RINGKASNEWS.ID - Gelombang arus mudik Lebaran di jalur arteri Pantura, Kota Cirebon, mulai terasa kian padat. Memasuki H-3 Idulfitri, ribuan pemudik dengan sepeda motor paling mendominasi pada Rabu (18/3) pagi.
Pantauan di lapangan menunjukkan antrean kendaraan mengular di sejumlah titik krusial, salah satunya di simpang Bypass Pemuda. Arus yang mengalir dari arah Jakarta menuju Jawa Tengah tampak didominasi pelat nomor Jabodetabek, menandakan tingginya mobilitas pemudik dari wilayah tersebut.

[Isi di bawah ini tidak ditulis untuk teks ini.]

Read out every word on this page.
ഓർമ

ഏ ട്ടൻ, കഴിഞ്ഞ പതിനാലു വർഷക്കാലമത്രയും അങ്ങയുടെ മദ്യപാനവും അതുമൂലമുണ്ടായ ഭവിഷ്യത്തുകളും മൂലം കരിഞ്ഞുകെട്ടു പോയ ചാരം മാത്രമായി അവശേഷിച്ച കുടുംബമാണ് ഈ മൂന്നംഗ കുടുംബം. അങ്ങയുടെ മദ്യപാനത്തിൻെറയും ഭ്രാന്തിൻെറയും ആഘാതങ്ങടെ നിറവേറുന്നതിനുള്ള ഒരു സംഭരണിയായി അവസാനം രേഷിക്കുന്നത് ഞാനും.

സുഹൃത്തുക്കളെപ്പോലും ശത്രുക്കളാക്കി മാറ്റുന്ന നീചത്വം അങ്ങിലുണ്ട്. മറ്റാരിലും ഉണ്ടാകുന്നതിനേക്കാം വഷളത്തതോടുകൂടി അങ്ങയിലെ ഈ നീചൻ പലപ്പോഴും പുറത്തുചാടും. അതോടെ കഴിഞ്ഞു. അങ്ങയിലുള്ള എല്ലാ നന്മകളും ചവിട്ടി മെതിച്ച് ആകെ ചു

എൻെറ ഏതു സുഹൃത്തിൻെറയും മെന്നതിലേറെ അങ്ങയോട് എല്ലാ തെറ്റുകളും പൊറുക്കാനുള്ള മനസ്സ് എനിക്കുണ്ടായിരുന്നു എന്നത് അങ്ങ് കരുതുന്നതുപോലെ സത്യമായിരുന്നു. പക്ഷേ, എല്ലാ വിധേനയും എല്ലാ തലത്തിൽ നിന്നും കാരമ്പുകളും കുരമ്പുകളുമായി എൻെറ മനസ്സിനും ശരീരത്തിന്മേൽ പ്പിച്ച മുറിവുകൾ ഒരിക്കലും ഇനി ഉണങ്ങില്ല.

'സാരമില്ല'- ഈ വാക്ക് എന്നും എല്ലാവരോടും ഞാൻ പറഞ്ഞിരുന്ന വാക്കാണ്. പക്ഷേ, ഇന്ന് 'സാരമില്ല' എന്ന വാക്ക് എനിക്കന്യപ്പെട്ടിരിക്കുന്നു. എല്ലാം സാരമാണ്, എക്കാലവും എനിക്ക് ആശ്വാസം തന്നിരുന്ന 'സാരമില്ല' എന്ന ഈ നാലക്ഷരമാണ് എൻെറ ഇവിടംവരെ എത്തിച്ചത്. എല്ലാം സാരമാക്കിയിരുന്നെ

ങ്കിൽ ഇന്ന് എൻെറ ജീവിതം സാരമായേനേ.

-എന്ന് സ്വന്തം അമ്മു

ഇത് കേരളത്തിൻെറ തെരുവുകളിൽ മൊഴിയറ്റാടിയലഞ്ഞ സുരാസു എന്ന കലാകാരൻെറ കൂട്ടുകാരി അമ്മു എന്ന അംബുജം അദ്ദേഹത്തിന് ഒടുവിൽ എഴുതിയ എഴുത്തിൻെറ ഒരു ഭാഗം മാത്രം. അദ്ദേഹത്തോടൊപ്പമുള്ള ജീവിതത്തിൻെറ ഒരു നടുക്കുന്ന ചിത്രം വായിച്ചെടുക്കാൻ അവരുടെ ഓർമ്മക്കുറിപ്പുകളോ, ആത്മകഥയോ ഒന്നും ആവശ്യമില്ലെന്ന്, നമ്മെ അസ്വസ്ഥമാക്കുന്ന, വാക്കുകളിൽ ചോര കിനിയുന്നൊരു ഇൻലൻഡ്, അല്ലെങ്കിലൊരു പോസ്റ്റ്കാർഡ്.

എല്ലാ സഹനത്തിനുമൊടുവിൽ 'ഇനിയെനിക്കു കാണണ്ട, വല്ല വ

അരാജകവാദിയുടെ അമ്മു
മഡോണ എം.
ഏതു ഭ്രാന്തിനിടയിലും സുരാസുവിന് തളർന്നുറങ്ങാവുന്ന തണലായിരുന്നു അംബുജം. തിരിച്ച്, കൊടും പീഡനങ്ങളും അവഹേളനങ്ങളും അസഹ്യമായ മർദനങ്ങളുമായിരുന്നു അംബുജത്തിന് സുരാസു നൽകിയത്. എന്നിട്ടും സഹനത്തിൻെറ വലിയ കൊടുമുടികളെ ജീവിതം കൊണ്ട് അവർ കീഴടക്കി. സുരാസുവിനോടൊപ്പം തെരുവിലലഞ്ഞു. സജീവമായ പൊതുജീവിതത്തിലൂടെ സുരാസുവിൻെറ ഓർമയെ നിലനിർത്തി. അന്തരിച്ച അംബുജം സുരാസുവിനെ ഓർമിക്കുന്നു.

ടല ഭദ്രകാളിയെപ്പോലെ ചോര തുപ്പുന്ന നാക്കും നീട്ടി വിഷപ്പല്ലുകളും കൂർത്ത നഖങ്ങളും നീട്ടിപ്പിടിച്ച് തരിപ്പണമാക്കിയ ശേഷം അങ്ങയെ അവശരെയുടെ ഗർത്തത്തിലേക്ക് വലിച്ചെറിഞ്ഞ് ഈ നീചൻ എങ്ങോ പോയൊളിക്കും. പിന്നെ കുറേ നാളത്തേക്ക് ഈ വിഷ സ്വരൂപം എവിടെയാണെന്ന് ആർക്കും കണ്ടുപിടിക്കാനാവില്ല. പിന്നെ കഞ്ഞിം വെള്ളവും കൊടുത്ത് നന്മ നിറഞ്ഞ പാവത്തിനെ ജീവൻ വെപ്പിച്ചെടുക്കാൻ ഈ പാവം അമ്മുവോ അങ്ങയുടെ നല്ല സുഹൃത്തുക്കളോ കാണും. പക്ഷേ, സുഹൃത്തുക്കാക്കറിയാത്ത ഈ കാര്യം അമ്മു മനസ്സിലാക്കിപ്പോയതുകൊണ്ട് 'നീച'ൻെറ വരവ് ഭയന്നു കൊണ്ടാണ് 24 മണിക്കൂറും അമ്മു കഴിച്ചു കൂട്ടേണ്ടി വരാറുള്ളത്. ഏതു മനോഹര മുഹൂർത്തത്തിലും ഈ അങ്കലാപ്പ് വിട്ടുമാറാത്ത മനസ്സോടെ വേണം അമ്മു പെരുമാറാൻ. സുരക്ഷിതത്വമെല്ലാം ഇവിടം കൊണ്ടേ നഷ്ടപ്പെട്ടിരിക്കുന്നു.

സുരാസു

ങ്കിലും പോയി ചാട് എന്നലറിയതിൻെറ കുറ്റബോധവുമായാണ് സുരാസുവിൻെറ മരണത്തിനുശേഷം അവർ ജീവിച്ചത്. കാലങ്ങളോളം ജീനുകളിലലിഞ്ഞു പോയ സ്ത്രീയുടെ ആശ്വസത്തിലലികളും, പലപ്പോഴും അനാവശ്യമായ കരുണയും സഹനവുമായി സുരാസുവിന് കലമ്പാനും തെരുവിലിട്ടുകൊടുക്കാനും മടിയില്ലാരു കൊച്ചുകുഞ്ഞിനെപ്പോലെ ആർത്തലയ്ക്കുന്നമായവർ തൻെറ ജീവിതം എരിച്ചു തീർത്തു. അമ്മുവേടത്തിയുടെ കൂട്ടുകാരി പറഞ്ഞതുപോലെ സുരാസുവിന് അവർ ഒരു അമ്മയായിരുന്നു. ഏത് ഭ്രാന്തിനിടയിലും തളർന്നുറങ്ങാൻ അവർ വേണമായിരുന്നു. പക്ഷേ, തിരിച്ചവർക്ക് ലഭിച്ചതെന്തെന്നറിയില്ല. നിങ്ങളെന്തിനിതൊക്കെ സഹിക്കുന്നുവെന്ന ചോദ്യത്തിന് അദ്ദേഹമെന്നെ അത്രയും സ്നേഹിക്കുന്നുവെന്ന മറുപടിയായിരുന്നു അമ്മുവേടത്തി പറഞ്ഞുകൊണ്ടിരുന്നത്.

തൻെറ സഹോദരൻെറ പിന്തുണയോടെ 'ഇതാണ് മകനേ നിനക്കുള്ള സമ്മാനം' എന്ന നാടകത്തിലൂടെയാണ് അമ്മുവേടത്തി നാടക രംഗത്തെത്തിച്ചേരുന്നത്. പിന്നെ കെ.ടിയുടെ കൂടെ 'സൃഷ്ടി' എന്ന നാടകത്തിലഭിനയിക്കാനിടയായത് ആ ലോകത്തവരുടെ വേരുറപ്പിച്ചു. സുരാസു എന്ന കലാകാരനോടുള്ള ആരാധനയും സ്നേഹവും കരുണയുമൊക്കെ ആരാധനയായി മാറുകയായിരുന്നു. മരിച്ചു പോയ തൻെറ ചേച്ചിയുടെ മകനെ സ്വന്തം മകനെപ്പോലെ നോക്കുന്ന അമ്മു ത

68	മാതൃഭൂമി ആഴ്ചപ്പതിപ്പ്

Kepala Dinas Perhubungan Kota Cirebon, Andi Hermawan, menyebut lonjakan kendaraan sudah terlihat sejak dini hari. Ia menjelaskan, intensitas kendaraan yang melintas meningkat tajam dalam waktu singkat.
“Dalam rentang pukul 00.00 hingga 07.00 WIB saja, jumlah kendaraan yang melintas mencapai sekitar 35.000 unit. Bahkan, tiap 15 menit bisa ada sekitar 2.000 kendaraan yang lewat,” kata Andi.

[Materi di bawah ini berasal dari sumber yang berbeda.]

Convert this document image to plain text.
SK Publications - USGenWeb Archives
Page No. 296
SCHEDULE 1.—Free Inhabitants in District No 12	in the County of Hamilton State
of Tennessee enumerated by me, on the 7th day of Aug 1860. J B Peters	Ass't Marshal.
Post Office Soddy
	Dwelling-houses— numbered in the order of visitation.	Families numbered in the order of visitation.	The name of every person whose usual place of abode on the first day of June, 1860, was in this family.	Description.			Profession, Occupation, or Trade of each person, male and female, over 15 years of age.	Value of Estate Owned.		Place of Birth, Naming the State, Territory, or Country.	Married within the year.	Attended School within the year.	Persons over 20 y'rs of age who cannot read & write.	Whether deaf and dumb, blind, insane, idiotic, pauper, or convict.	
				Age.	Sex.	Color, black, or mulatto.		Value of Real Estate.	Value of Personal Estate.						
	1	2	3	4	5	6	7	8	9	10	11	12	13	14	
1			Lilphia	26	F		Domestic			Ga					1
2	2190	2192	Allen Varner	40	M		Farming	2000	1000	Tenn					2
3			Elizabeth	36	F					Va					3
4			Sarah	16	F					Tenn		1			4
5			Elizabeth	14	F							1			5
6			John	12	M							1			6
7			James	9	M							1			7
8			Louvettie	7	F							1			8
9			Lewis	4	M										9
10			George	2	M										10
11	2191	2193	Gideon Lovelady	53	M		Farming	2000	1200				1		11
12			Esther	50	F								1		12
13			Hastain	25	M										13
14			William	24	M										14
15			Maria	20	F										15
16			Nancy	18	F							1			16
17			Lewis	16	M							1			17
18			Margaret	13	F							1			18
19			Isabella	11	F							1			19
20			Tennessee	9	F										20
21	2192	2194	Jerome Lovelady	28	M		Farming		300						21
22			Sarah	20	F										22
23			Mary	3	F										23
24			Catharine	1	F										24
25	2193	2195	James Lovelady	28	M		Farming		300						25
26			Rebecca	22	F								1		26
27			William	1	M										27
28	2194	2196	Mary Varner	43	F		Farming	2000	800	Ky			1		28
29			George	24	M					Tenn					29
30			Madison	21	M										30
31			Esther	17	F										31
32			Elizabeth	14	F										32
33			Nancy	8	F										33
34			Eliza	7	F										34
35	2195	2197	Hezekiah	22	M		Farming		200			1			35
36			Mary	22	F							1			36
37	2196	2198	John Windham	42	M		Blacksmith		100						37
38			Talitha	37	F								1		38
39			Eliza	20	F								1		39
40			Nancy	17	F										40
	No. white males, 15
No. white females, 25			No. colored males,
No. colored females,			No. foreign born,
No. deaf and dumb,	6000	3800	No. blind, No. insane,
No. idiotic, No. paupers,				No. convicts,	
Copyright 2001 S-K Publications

Besarnya volume kendaraan membuat arus lalu lintas sempat tersendat di beberapa titik. Persimpangan dengan lampu lalu lintas menjadi lokasi yang paling terasa dampaknya, karena menjadi pertemuan arus dari berbagai arah.
Walau sempat terjadi kepadatan, kondisi lalu lintas secara umum masih dapat dikendalikan. Kendaraan tetap bergerak meski dengan kecepatan yang tidak terlalu tinggi, terutama di jam-jam sibuk pagi hari.
Di sisi lain, pemandangan pemudik sepeda motor yang membawa barang dalam jumlah banyak juga menjadi hal yang mencolok. Mulai dari tas besar hingga barang yang diikat di bagian belakang kendaraan, menunjukkan persiapan perjalanan jauh menuju kampung halaman.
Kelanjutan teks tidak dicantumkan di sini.